A confirmation of the constant pillaging of our country’s treasury by its elite came from the African Union with its recent report that an estimated $217.7 billion worth of illicit transfers were made out of Nigeria between 1970 and 2008. By 2010, $60 billion was being illegally siphoned out of Africa annually, with Nigeria accounting for over 68 per cent of the figure, said the report.
The money was stolen through official corruption, money-laundering, contract scams, tax evasion, trade under-invoicing and illegal transfers by multinational companies.
The AU Heads of State and Government adopted the report, which was prepared by a panel chaired by Thabo Mbeki, a former president of South Africa, at their summit in Addis Ababa on February 1. The verdict corroborates earlier misgivings by other global watchdogs on Nigeria’s economy such as the World Bank, International Monetary Fund and Global Financial Integrity, a United States-based group. The GFI, for instance, using World Bank and IMF data, said in its own report that $129 billion was siphoned from Nigeria, and laundered offshore, between 2000 and 2009.

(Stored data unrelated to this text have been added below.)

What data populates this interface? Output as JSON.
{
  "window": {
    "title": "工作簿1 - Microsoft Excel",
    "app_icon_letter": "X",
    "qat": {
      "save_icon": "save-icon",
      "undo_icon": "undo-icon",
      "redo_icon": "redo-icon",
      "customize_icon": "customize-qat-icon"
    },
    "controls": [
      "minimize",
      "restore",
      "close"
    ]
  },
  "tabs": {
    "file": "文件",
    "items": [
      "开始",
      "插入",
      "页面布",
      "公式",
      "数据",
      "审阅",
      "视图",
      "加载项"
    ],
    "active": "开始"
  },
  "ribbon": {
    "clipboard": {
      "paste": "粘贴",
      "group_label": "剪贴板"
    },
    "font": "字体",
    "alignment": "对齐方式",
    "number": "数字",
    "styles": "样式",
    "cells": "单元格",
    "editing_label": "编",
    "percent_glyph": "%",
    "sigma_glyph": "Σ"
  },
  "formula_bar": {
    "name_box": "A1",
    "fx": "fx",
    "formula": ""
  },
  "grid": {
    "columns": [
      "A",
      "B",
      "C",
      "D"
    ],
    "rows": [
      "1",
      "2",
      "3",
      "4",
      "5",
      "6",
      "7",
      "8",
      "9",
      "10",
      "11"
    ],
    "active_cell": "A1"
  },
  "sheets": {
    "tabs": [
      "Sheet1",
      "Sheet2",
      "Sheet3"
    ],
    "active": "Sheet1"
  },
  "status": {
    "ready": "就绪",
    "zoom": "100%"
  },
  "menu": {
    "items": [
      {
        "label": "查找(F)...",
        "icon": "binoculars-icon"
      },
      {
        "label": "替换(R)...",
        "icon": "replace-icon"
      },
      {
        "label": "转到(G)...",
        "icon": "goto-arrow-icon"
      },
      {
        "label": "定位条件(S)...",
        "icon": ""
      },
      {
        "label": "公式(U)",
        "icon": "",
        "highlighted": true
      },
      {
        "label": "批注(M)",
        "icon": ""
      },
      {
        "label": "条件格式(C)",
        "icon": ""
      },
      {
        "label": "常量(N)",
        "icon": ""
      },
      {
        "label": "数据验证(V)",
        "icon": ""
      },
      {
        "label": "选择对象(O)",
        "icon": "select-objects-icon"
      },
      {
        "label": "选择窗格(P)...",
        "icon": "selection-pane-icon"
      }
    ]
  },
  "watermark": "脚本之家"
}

Apparently, these findings are indices of bad governance and unaccountable leadership. Apart from Nigeria, Egypt, with its $105.2 billion, South Africa, $81.8 billion, and Morocco’s $33.7 billion were among the top 10 countries in Africa with the worst cases of this financial heist between 1970 and 2008. Mostly affected are countries with extractive and natural resources-based economies. Disturbed by increasing revenue losses, which undermine the attainment of the Millennium Development Goals, the AU had set up the Mbeki team to examine the scourge.
The MDGs, a United Nations initiative that promotes better life for humanity, enjoins leaders through purposeful governance, to focus on the eradication of extreme poverty and hunger and achievement of universal primary education. Other goals are promoting gender equality, reducing child mortality, improving maternal health, combating HIV/AIDS and malaria, and ensuring environmental sustainability.
Sadly, Nigeria has not fared well in this programme because of unchecked looting of public funds by successive governments’ public officials. This explains why Nigeria has 756,000 under-five children deaths annually, according to the 2013 UNICEF report, just as The Economist magazine ranked Nigeria as the worst place for a child to be born in the same year.According to UNESCO, Nigeria has 10.5 million out-of-school children, the highest rate in the world two years ago. This has worsened with the heightened insurgency in the North-East region.
Besides the AU verdict, there are sufficient local pointers. The Nigeria Extractive Industry and Transparency Initiative periodically queries the accounts of the Nigerian National Petroleum Corporation and its opaque management of the oil industry, which has led to the loss of billions of dollars. In NEITI’s report covering 2009 to 2011, it criticised the NNPC for not renewing the Memorandum of Understanding for Joint Venture Partnership with the international oil companies, which expired in 2008.
NEITI said, “Companies covered by the JVs still use expired MoU in their transactions with Nigeria, resulting in revenue loss of the difference between NNPC and the covered entities position of over $1.7 billion.”
Even more shocking are the N2.5 trillion fuel subsidy scandal of 2011, for which nobody has been jailed, and Minister of Industry, Trade and Investment Olusegun Aganga’s revelation in April 2013 that Nigeria lost N755 billion monthly to inaccurate measurement of exports. He spoke at the launching of the Legal Metrology web-portal of Weights and Measures Department of the ministry. Aganga said, “The implementation will eliminate the loss of N755.72 billion due to inaccurate measurements at billing points every month by Nigerians.”
Instructively, the Weights and Measures Act was enacted in 2004. Why it took the Federal Government nine years to put in place a mechanism to address this huge leakage exemplifies official criminal negligence or corruption. For years, the Weight and Measures Department of the ministry had waged a serious battle against forces in the Ministry of Petroleum Resources, which erected a bulwark against the discharge of its statutory responsibility for no other reason, it is believed, than graft.
The illicit capital flight evokes once more, the critical question of our weak national institutions. Undoubtedly, much of these illegal transactions pass through our banks. It is not on record that any Nigerian bank has raised the alarm over huge suspicious cash movements. Yet, their operations are within the bounds of the Anti-Money Laundering Act.
It was for such illicit financial dealings that the government set up the Economic and Financial Crimes Commission and Independent Corrupt Practices and Other Related Offences Commission. Clearly, these anti-graft bodies have not lived up to expectation. The Federal Inland Revenue Service and Nigerian Customs Service too have to sit up. Many foreigners, goaded by the abuse of governance here, conduct their business without regard to our laws. They evade tax (import and export duties), inflate contracts and illegally exploit our unregulated mineral resources.
As the AU report stressed, redeeming the situation would require strong political will. Regrettably, this is in short supply here. But with a parliament responsive to national aspirations, Nigeria could arrest this drift. So too could an active civil society and a vibrant media collectively help in moulding a citizenry conscious of its public duty, to interrogate our system for the emergence of a new national order.